KENNAN, G.F. Memórias. Rio de Janeiro: Topbooks, 2014.

domingo, 3 de maio de 2015

Que venham os bisões.

Comigo ocorreu o costumeiro; comecei terapia por uma dor de cotovelo, mas logo ficou claro que os cinquenta minutos semanais seriam tomados de assalto por tudo o que diz respeito a minha relação com pai e mãe. O assunto me forçou as mais produtivas das minhas caras lágrimas, noventa reais por cada hora delas. Lembro-me de que deixei sessão particularmente dolorosa com a convicção de que "pai, se fode pouco o filho, é lucro", nas exatas palavras que me vieram. Não tanto tempo depois, e por coincidência, a mesma máxima me foi repetida na mais refinada forma de "pai, se não mata, aleija", no que gozei a rara glória de ser parte ativa na formação da sabedoria popular.

Mais do que outras revelações - "sua alergia a crustáceos vem do fato de você ter sido elogiado em excesso quando criança"; ou era o contrário? - surpreendeu-me constatar, a golpes de analista, que, dissipada a poeira das elucubrações racionais, guardava inegável raiva, primitiva e entranhada, por aqueles que me emprestaram vida e, desde então, fizeram o possível para melhorá-la. À época, pareceu-me justa a ideia de que a origem desse ódio residiria na descoberta de que, no final das contas, pais são feitos da mesma precária matéria deste que lhes escreve. Não somente de felicidade choram; não apenas por virtude erram; falham, e miseravelmente seguirão falhando, tão somente por sua venerável incompetência.

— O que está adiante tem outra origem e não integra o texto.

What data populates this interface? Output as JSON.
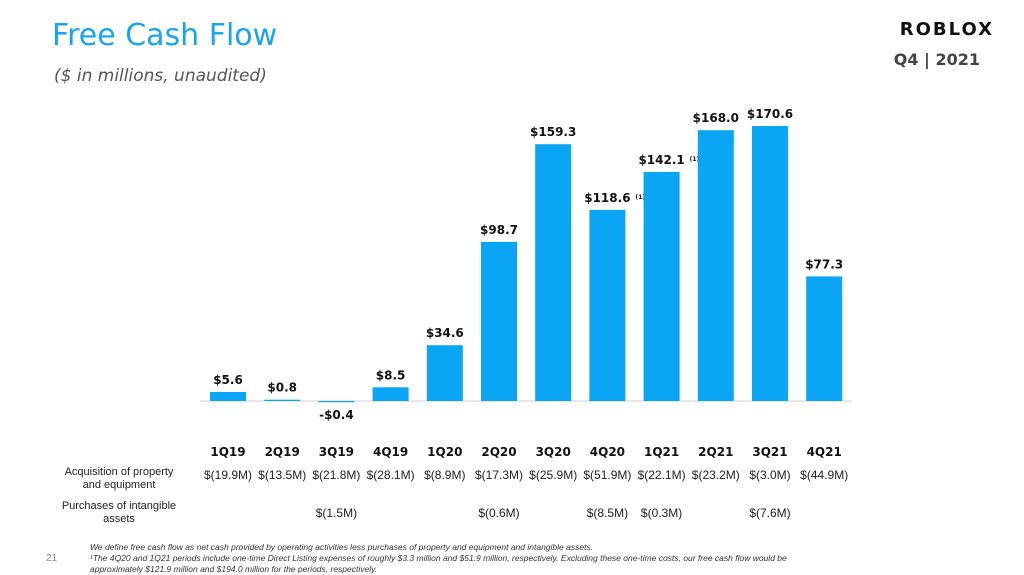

O Rei Leão ensinou à minha geração inteira a ordinária verdade de que pais morrem. O que não nos foi ensinado, e só então me ficou claro, é que a manada de bisões os pisoteia muito antes do momento em que de fato os enterramos; nossos pais primeiro morrem quando os descobrimos pateticamente mortais.

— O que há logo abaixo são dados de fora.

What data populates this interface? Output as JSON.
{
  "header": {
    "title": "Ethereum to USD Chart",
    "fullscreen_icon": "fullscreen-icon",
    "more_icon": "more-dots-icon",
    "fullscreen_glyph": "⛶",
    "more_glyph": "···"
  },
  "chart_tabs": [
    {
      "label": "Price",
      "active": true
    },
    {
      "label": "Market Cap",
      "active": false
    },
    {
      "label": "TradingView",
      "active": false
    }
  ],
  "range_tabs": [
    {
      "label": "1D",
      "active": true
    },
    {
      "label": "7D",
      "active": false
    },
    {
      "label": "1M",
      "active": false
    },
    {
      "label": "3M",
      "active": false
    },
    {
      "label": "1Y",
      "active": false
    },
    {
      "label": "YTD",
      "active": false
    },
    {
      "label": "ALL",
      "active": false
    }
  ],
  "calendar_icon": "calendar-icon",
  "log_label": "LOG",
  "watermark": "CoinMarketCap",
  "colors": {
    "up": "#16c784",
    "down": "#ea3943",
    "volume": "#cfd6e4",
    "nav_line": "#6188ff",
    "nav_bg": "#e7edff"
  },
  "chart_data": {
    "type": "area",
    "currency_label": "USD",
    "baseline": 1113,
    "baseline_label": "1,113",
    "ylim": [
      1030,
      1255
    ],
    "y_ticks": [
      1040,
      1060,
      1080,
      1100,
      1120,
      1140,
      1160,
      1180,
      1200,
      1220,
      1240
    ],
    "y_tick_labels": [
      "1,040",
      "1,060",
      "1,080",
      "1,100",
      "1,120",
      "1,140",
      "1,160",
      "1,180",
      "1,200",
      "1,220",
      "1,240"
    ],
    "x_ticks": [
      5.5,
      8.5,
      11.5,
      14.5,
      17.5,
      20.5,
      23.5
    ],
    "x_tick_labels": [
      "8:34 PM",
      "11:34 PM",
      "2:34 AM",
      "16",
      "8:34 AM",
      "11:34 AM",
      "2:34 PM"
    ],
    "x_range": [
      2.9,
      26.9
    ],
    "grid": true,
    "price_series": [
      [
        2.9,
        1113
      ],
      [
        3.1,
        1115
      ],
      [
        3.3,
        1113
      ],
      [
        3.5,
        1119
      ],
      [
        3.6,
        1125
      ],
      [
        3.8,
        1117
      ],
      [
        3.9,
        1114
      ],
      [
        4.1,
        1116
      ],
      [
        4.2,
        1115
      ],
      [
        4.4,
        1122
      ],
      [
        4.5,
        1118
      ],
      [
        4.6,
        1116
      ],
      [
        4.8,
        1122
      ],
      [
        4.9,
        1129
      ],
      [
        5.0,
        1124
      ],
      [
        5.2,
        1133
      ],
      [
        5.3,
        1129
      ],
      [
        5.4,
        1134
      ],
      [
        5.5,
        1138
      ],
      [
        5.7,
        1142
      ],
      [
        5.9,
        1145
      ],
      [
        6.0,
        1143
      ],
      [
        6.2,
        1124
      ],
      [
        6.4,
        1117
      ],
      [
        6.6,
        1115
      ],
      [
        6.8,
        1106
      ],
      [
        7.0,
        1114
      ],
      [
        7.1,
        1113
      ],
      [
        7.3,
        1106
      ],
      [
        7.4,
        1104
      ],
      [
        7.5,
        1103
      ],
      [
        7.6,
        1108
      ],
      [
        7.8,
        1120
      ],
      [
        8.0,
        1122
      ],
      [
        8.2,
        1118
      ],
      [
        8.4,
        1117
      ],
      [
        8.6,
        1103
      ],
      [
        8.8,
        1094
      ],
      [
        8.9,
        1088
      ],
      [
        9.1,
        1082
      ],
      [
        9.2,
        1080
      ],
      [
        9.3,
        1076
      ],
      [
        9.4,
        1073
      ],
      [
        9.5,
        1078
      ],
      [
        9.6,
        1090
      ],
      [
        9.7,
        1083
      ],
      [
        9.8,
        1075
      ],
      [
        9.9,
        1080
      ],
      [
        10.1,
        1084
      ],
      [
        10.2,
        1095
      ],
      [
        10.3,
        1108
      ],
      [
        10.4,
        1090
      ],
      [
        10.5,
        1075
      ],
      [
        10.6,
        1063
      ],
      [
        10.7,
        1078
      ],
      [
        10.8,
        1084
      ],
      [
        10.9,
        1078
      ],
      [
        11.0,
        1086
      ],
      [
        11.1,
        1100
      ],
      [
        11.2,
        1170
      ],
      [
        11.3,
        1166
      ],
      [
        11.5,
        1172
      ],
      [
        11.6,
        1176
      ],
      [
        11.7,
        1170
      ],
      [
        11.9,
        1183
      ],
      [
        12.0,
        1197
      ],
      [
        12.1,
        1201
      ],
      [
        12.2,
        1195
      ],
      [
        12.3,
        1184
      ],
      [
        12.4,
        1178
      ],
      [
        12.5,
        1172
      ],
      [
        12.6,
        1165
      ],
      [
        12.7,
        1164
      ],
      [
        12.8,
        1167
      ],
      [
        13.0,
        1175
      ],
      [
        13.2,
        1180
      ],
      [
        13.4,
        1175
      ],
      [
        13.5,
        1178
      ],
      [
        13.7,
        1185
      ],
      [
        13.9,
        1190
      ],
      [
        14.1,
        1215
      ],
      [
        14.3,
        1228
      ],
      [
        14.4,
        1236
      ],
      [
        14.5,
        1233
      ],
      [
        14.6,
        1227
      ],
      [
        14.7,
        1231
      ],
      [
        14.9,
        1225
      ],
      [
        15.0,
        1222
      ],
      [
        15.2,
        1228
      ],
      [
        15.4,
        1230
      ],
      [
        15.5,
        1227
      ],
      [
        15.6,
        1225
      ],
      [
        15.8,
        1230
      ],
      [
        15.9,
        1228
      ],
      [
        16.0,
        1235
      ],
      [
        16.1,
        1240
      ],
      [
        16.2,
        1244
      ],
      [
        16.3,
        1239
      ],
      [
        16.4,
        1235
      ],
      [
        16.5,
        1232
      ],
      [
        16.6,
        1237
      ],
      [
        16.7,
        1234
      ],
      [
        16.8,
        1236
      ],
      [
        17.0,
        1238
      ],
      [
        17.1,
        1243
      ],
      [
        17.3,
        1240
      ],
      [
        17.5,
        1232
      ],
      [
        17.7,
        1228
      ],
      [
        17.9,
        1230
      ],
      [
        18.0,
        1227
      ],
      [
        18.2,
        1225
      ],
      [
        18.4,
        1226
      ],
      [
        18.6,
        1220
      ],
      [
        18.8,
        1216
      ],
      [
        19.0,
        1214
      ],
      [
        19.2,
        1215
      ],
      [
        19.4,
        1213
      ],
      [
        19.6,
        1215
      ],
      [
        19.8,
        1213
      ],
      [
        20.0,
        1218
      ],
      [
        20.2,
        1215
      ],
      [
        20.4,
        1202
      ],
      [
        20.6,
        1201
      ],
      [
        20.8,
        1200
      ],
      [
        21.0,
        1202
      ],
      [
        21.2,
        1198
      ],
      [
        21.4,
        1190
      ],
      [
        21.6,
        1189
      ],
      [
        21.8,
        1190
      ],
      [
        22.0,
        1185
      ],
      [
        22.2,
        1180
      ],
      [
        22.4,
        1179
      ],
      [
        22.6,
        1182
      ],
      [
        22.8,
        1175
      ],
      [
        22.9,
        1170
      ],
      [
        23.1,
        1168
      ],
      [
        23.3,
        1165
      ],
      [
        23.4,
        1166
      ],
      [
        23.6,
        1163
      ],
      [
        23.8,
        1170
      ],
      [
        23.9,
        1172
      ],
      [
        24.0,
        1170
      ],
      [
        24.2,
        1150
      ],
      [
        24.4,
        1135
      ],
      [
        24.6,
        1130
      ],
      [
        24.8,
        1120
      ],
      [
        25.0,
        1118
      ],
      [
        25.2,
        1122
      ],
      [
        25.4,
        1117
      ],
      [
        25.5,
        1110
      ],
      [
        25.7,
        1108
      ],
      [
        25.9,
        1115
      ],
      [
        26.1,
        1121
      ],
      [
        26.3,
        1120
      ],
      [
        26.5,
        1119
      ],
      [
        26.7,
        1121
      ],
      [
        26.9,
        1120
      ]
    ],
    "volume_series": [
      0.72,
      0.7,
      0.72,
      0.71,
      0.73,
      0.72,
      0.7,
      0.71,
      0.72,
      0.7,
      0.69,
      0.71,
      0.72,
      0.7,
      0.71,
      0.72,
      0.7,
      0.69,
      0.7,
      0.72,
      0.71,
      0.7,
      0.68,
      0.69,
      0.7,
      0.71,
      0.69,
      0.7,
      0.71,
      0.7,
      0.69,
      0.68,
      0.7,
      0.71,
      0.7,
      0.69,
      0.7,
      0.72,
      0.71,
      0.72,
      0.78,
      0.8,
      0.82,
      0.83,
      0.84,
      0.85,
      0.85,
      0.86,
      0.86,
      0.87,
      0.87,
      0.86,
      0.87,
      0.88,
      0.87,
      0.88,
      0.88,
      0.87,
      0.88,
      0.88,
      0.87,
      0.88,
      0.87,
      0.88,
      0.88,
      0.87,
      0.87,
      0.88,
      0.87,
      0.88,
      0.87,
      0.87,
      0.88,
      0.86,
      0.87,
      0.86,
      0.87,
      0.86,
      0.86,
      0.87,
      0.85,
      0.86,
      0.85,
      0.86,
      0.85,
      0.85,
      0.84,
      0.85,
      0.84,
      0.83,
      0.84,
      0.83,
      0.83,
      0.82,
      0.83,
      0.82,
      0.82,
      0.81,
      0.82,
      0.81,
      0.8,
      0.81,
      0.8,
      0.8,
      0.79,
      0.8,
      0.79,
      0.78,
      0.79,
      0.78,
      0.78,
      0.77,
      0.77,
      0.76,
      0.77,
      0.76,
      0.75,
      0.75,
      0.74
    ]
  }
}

Há muito que deixei o divã; desde então, troco com minhas dores solitárias tapas, às vezes de luva de pelica, outras de punho inglês. Sinto, contudo, que me foi deixado na cabeça um diminuto Freud, que laboriosamente remaneja o terreno infértil das minhas ideias, para, vez ou outra, aparecer com algo útil. E hoje repensei os bisões. Hoje, quando o homem que sou se faz cada vez mais real e menos mito aos meus próprios olhos; quando as frustrações não me são mais quimeras, mas apenas desagradáveis companhias; hoje, quando me descubro pateticamente mortal, e me aceito assim, de repente resta pouco daquela raiva. Vejo em meus pais indivíduos, e fascinantes, só por isso. Seus defeitos me ensinam sua história, sua história me ensina sobre mim. Sou o produto de uma de suas tantas possibilidades; tanto deles existe em mim e além de mim, e apenas comecei a aprender. Aquele ódio, mas que surpresa, era meu. Odiava-os por não ser quem eu queria ser. Que tragédia, o bisão era eu.

Agradeço, agradeço. Os anos não deixaram de vir, mas agradeço por não terem vindo tantos, antes da doce cumplicidade que hoje sinto. Somos miseravelmente falhos, mas é melhor o sermos juntos. Já fui parte deles; eles serão sempre partes de mim. Mas hoje não há ódio, que bom que não há ódio - hoje há apenas indivíduos, cometendo seus próprios erros e sucessos - atores em cenas diferentes de um mesmo espetáculo sobre a Terra. E que venham os bisões.